À Auguste-Blanqui, les enseignants ne laissent passer aucun dérapage
verbal. Mais l'enseignante souhaitait aller plus loin. Avec quatre
collègues d'histoire, de français, d'économie et d'éducation
physique, Carole Diamant a fait travailler les élèves de deux classes
de terminales sur les thèmes "Exclusion, déportation, extermination"
à l'occasion de travaux personnels encadrés (TPE). C'est ainsi que
des rencontres ont été programmées sur quatre génocides du siècle: la
Shoah, d'abord, puis les génocides arménien, cambodgien et rwandais.

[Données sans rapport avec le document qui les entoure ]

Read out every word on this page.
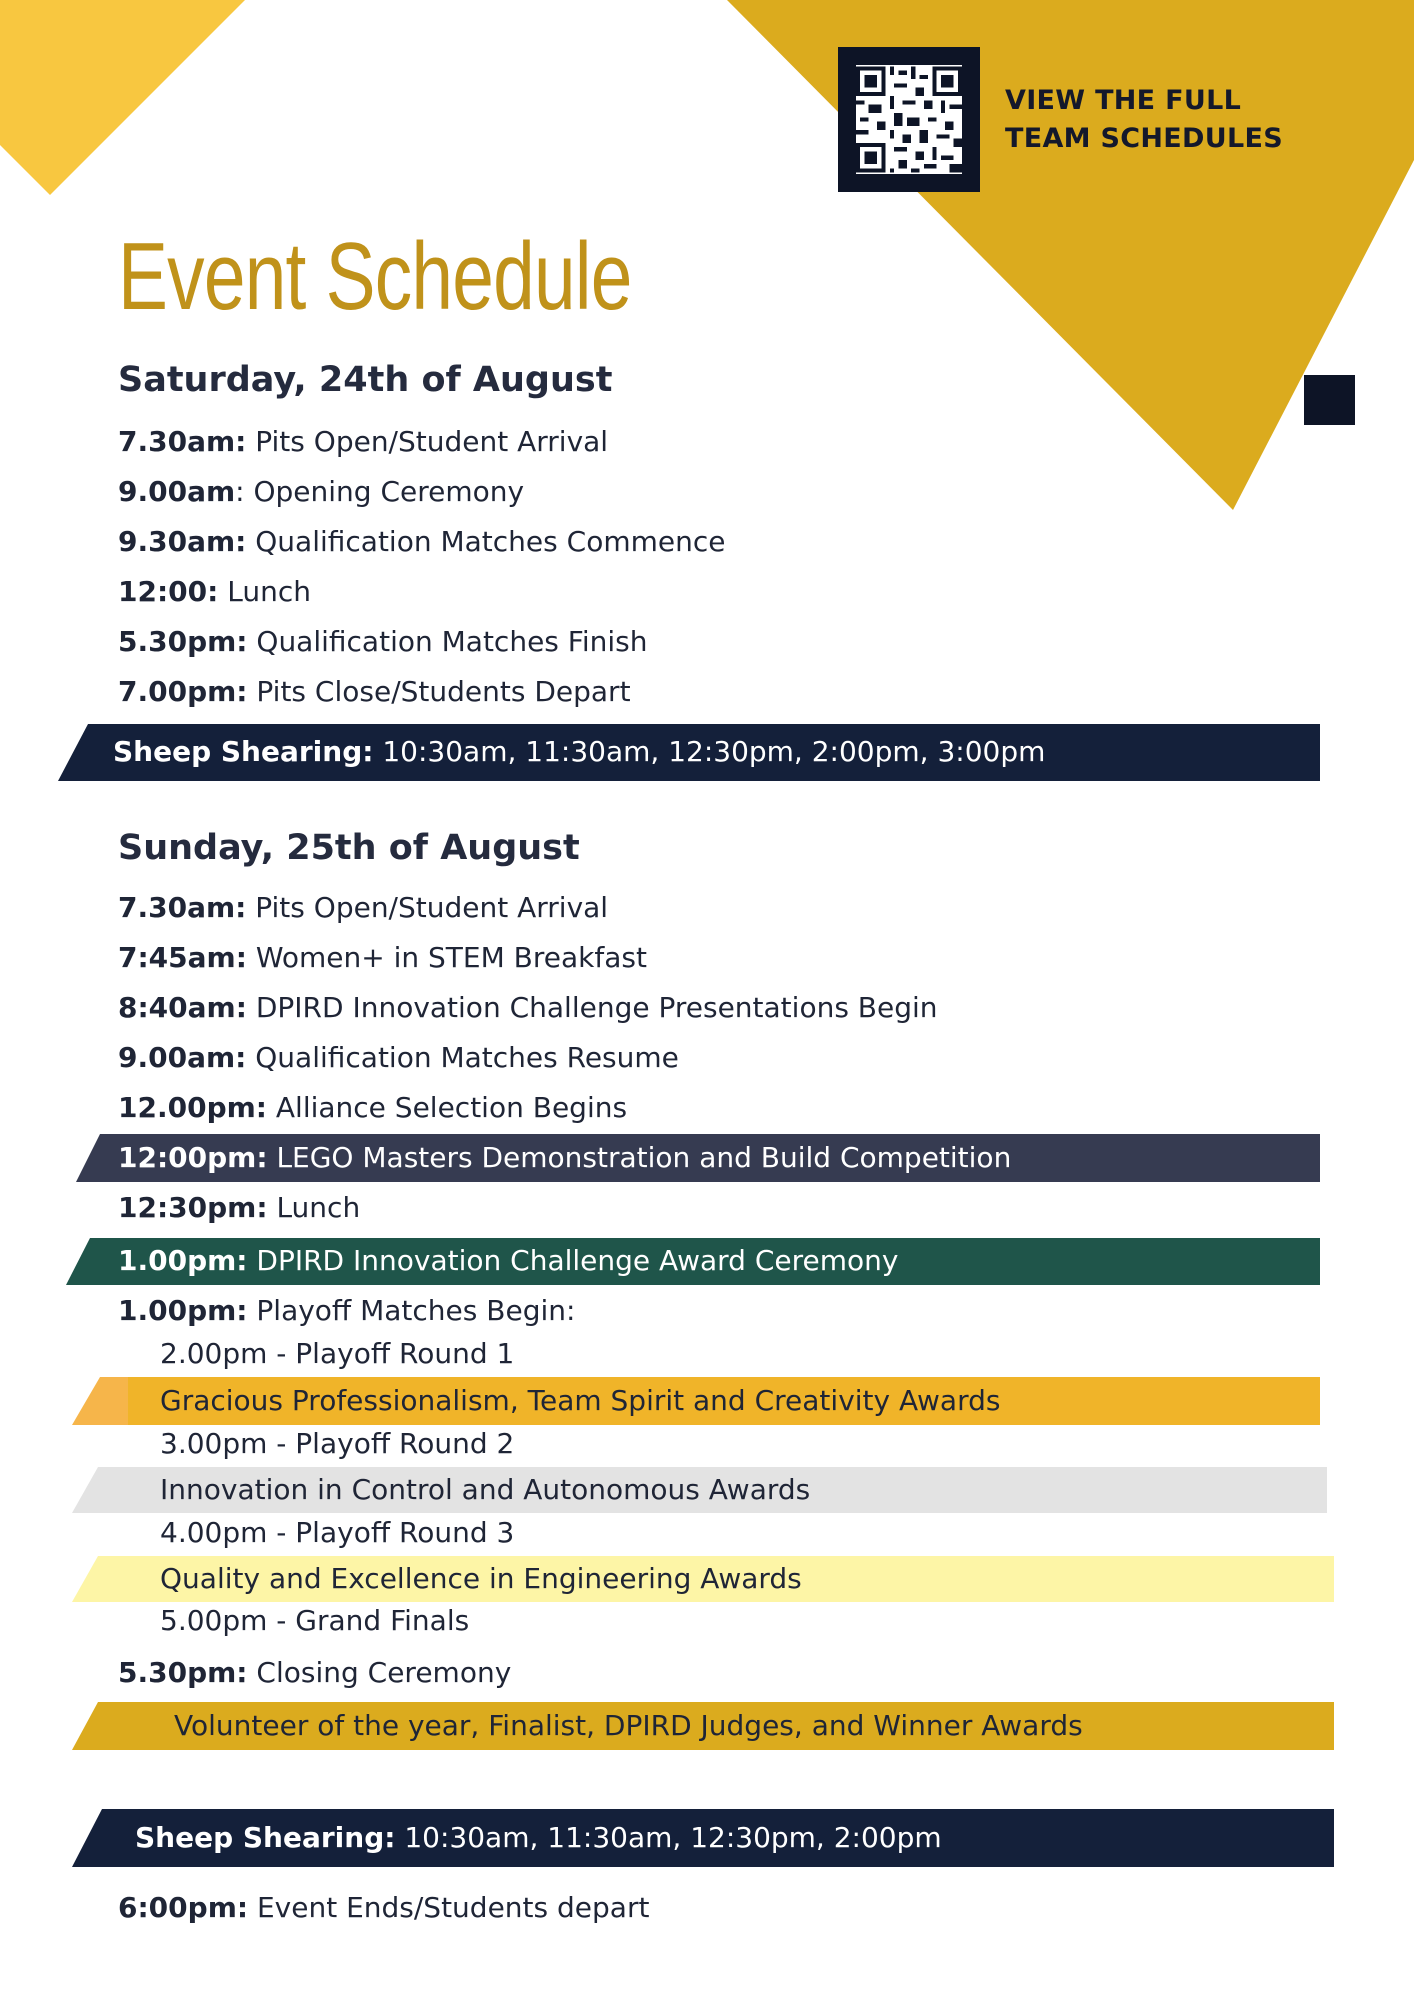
VIEW THE FULL TEAM SCHEDULES
Event Schedule
Saturday, 24th of August
7.30am: Pits Open/Student Arrival
9.00am: Opening Ceremony
9.30am: Qualification Matches Commence
12:00: Lunch
5.30pm: Qualification Matches Finish
7.00pm: Pits Close/Students Depart
Sheep Shearing: 10:30am, 11:30am, 12:30pm, 2:00pm, 3:00pm
Sunday, 25th of August
7.30am: Pits Open/Student Arrival
7:45am: Women+ in STEM Breakfast
8:40am: DPIRD Innovation Challenge Presentations Begin
9.00am: Qualification Matches Resume
12.00pm: Alliance Selection Begins
12:00pm: LEGO Masters Demonstration and Build Competition
12:30pm: Lunch
1.00pm: DPIRD Innovation Challenge Award Ceremony
1.00pm: Playoff Matches Begin:
2.00pm - Playoff Round 1
Gracious Professionalism, Team Spirit and Creativity Awards
3.00pm - Playoff Round 2
Innovation in Control and Autonomous Awards
4.00pm - Playoff Round 3
Quality and Excellence in Engineering Awards
5.00pm - Grand Finals
5.30pm: Closing Ceremony
Volunteer of the year, Finalist, DPIRD Judges, and Winner Awards
Sheep Shearing: 10:30am, 11:30am, 12:30pm, 2:00pm
6:00pm: Event Ends/Students depart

À chaque fois, une oeuvre ou un reportage est visionné en présence de
l'auteur. La singularité de la Shoah - le projet de supprimer non
seulement toute trace du peuple juif mais aussi de l'entreprise
d'extermination elle-même - a été bien expliquée aux élèves. Mais en
mettant en perspective ces génocides, Carole Diamant explique qu'il
s'agit de souligner leur point commun. "La négation d'autrui. Ils
sont une perversion du rapport de l'homme à l'homme." Lors de la
première séance, celle consacrée à la Shoah avec Claude Lanzmann,
l'enseignante a relevé que les lycéens sont demeurés dans une posture
très scolaire. Puis, au fur et à mesure, ils ont quitté cette
attitude. "Si l'on veut aller au bout du projet pédagogique, il faut
dépasser l'élève, et toucher la personne elle-même. Il ne s'agit pas
seulement d'instruire, mais aussi de former des hommes", explique
l'enseignante.
BERNARD GORCE
(1) École, terrain miné de Carole Diamant, Éd. Liana Levi, 120 p., 12
Euro.
Une heure sur la Shoah dans toutes les écoles
Le ministre de l'éducation nationale François Fillon a demandé que le
27 janvier, dans tous les établissements scolaires, une heure de
cours soit consacrée dans chaque classe à la mémoire des victimes de
la Shoah.
Le DVD du film Shoah, édité par Sceren-CNDP et L'Eden cinéma, propose
six extraits du film Shoah de Claude Lanzmann accompagné d'un livret
pédagogique à destination des lycées.
Sur Internet, des sites proposent des dossiers et des pistes
pédagogiques. Les enseignants du primaire trouveront des fiches
pédagogiques sur le site du Centre national de documentation
pédagogique: www.cndp.fr/memoire/liberation Pour les collèges et
lycées, un dossier complet sur le site de France 5:
education.france5.fr/shoah/
L'association Yad Layeled-France a réalisé une excellente mallette
pédagogique pour les élèves de CM2 ou de début du collège.